Eric Jacobstein, deputy assistant secretary of state for the Bureau of Western Hemisphere Affairs, demurred when asked by Rep. Sydney Kamlager-Dove, D-Calif., why the administration hasn't removed the designation.

“U.S. law establishes specific statutory criteria for rescinding a state sponsor of terrorism designation,” Jacobstein testified. “Any future review of Cuba’s status, should one occur, would be based on the law and criteria established by Congress.”

When the State Department imposed the terrorism designation in January 2021 near the end of the Trump administration, then-Secretary of State Mike Pompeo said Cuba had broken its commitment to stop supporting terrorism, which was a condition of the designation removal that the Obama administration implemented in 2015 (see 2101110041).

Also during the hearing, Castro called for ending the long-time U.S. economic embargo with Cuba, saying it has failed to usher in democratic reforms and has hurt the lives of ordinary Cubans. Rep. Mark Green, R-Tenn., countered that expanding economic ties with Cuba would only enrich the Communist government.

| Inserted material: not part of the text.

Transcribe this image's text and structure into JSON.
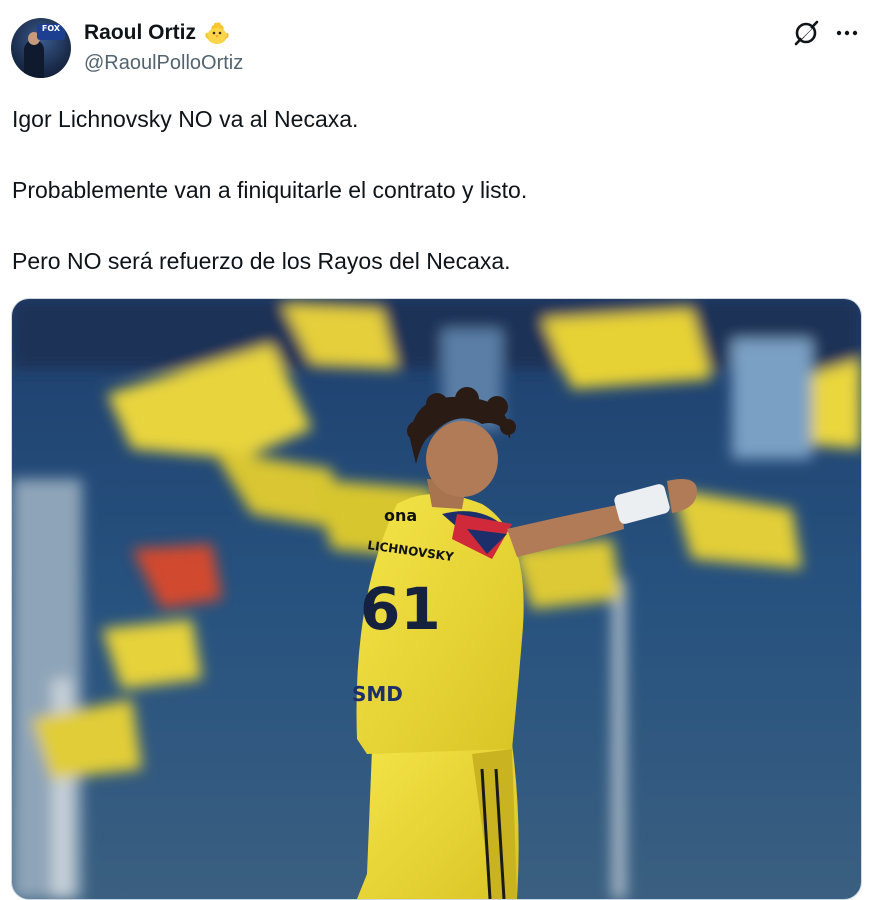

The hearing generated fireworks early on when subcommittee Chairwoman Maria Salazar, R-Fla., agreed to let one non-committee member, Rep. Debbie Wasserman Schultz, D-Fla., but not another, Rep. Barbara Lee, D-Calif., join the hearing. Salazar said Lee wasn't welcome because she supports Cuba’s Communist government. Subcommittee Democrats blasted the move as suppressing free speech, and Wasserman Schultz protested by refusing to participate in the hearing.